My Prologue 2018
Everybody has a story. It's just up to you how you tell it. I've had my fare share of disappointments in my running career but I haven't let those times define me, I've chosen to help them shape me. Lets just say my stubbornness has forced me to learn the hard way many times. But now I am on a mission to let go of some of the control, have faith in the process, learn to relax, work hard but recover better, and love who I am and what I have got. I read an article by Allie Kiefer a week or so ago and it resonated with me. I've obsessed over food, feeling bad about the fact that I am not as skinny as most runners. I've felt what she felt and it's kept me from reaching my potential. But that stops now. 2018 is my year to shine. Starting with the events of the last month and my plans for the next year, this is #MyProlouge.
No matter how CIM went, my plan all along was to take a long break. Last year was tough because I was trying to heal while training. This lifestyle in itself is taxing both mentally and physically. The long break would give my body a chance to completely reset. After having to be okay with running minutes slower than my PR's, I wanted to make sure 2018 would be my comeback year.
The month of December consisted of 2 weeks of almost nothing. I went on walks but didn't go to the gym. I didn't do strength work just some easy mobility work. Moral of the story, no running. Period. After those 2 weeks I began running every other day, keeping the pace easy and relaxed and no more than 5 miles. I added in some ElliptiGO biking for some low impact cardio to help me get back into shape without over stressing the body. All of this was perfect. I was less stressed, enjoyed myself, and got plenty of sleep.
The other piece of the last month, and the piece that is still ongoing is the gut healing. For the first couple of days post race I ate whatever I felt like eating. But on Wednesday post race I had to start the candida diet to finally get rid of some bacterial overgrowth contributing to my ongoing stomach and hormone issues. The short version of this diet, no sugar or yeast. The first 10 days are very limited so being in a training break was necessary. After those first 10 days the options for carbs open up but as I have now learned, still not enough to feel great in training. So while I have resumed training I have been focusing on taking it slow and easy.
So that brings us to now. Over the last few weeks I have been working on a lot of things but most importantly, I've been writing my prologue for my story of 2018. I knew I wanted my story for 2018 to be a story of redemption. I want to work to regain my confidence and chase after my old PR's. I want to do things right and train smarter. I want my story to also include more. I love running but my story isn't about me.
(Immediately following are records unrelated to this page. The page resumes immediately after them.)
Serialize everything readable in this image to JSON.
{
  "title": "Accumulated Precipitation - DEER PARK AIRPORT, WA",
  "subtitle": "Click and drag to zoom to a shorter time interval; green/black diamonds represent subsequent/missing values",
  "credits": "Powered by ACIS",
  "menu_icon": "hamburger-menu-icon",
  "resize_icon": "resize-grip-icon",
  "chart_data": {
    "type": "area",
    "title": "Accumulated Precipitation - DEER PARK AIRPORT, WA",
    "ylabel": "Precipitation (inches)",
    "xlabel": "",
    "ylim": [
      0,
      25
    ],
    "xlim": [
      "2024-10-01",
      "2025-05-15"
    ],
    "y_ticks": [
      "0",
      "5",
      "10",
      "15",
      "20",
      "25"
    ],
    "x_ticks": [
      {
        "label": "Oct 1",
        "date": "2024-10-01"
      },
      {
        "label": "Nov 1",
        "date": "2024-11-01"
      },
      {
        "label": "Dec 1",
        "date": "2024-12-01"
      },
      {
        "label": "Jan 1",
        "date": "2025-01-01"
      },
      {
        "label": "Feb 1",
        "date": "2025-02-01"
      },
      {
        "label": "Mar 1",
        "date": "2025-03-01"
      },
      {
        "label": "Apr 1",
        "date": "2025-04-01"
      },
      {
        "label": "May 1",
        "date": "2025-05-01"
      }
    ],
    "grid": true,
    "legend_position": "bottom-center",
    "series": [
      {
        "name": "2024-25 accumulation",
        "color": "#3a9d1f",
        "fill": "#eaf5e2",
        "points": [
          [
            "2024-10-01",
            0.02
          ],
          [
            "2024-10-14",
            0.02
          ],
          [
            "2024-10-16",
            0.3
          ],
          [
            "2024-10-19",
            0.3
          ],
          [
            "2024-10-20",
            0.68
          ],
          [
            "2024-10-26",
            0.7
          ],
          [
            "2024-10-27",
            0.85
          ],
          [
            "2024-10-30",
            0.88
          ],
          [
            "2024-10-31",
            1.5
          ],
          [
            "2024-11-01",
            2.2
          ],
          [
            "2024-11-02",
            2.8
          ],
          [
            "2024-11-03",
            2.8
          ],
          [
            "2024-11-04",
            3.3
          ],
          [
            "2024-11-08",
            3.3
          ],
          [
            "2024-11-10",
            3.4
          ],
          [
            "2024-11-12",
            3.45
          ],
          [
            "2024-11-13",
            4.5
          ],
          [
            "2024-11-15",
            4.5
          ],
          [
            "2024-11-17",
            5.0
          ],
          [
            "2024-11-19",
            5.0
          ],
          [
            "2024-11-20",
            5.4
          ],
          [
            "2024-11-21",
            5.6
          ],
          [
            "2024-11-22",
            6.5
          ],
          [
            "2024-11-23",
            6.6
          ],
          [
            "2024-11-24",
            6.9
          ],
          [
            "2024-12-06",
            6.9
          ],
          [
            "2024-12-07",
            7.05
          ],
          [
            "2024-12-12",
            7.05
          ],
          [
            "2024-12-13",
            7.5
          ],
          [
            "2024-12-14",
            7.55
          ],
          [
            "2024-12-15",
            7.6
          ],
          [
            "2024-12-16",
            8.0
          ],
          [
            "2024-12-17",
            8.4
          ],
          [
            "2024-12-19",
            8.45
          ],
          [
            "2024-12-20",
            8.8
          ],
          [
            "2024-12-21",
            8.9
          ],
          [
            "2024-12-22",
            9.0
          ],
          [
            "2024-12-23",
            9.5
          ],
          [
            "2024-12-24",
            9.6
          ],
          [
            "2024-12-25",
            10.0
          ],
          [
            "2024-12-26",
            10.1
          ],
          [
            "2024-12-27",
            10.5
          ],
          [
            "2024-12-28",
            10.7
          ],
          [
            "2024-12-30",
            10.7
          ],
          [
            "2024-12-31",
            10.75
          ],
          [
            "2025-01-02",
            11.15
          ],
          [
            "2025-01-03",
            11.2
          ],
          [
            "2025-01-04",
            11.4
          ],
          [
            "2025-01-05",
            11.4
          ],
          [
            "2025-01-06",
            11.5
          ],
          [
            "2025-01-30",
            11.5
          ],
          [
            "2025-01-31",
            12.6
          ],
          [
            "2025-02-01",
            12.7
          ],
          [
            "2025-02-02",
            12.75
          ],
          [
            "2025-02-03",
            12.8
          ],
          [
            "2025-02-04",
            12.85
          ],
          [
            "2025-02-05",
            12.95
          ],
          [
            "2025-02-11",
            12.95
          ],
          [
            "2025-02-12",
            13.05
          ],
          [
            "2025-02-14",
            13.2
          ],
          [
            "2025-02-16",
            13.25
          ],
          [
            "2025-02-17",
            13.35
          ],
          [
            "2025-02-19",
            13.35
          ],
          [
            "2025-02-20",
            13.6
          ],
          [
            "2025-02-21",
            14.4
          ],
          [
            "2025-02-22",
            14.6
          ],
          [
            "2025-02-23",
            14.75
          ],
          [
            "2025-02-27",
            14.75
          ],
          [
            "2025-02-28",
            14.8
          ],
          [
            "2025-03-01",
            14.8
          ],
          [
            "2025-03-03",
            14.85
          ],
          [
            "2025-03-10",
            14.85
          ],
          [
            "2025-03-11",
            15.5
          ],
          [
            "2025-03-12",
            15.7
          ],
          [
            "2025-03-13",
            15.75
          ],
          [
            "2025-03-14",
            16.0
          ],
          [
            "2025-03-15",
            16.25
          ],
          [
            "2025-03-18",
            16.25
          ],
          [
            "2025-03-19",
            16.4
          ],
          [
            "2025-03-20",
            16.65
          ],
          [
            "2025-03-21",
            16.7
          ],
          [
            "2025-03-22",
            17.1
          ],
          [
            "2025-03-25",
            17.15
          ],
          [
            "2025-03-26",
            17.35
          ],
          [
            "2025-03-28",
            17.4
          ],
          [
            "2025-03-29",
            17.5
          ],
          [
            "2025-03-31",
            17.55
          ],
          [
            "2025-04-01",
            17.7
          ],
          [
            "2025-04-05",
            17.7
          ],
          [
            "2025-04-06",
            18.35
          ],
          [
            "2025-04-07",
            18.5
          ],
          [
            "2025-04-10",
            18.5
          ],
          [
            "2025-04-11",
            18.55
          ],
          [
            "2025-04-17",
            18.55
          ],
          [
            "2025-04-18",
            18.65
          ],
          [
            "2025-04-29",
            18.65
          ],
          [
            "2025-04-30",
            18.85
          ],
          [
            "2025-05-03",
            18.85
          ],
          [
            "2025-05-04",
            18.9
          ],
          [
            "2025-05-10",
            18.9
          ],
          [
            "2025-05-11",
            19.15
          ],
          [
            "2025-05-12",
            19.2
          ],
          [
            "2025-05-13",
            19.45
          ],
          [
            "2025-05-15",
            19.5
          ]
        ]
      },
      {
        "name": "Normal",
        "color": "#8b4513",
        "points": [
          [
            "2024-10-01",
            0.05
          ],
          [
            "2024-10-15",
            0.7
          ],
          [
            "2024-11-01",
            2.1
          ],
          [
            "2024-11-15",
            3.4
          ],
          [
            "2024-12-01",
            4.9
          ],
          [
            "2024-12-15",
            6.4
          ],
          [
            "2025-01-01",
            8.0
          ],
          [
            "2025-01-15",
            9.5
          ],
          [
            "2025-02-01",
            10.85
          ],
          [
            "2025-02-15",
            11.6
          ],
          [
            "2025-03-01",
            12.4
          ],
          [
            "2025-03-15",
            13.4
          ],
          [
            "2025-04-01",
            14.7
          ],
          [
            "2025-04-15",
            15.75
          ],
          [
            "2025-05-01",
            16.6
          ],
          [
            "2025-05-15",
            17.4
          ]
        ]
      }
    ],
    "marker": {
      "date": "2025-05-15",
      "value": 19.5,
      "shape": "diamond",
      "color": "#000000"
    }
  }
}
I want my story to have an impact on the world around me. And thus My Prologue was born:
In writing this I set the stage for the year to come. It's a process and I am looking forward to embracing each part. I started it out with an InsideTracker blood test to make sure I was starting on a good note (read this article on how InsideTracker can set you up for success and improve your training). I began reading Jasyoga's new book, Work In, to learn to recover better. I also got a new Garmin 935 to help me listen to my body. I have started using headspace for my 10 minutes a day of meditation (I have found this to be the hardest part yet). The Raleigh Distance Project secured some new partnerships and we finished our website. Last but not least, I started working on my coaching page on my site (stay tuned!).
Starting in February I hope to be back in full. Training hard, resting hard, and racing fast. I haven't fully planned my spring season for 2018 but I do know RDP (Raleigh Distance Project) will be going full force at the Cooper River Bridge 10k. Other than that all I know is I'll be returning to the marathon 6/16/2018 at Grandmas Marathon in Duluth, MN. Big thank you to Oiselle & Generation UCAN for continuing to support me through everything. It's time to get back to me and it's time to remind myself that I am a badass.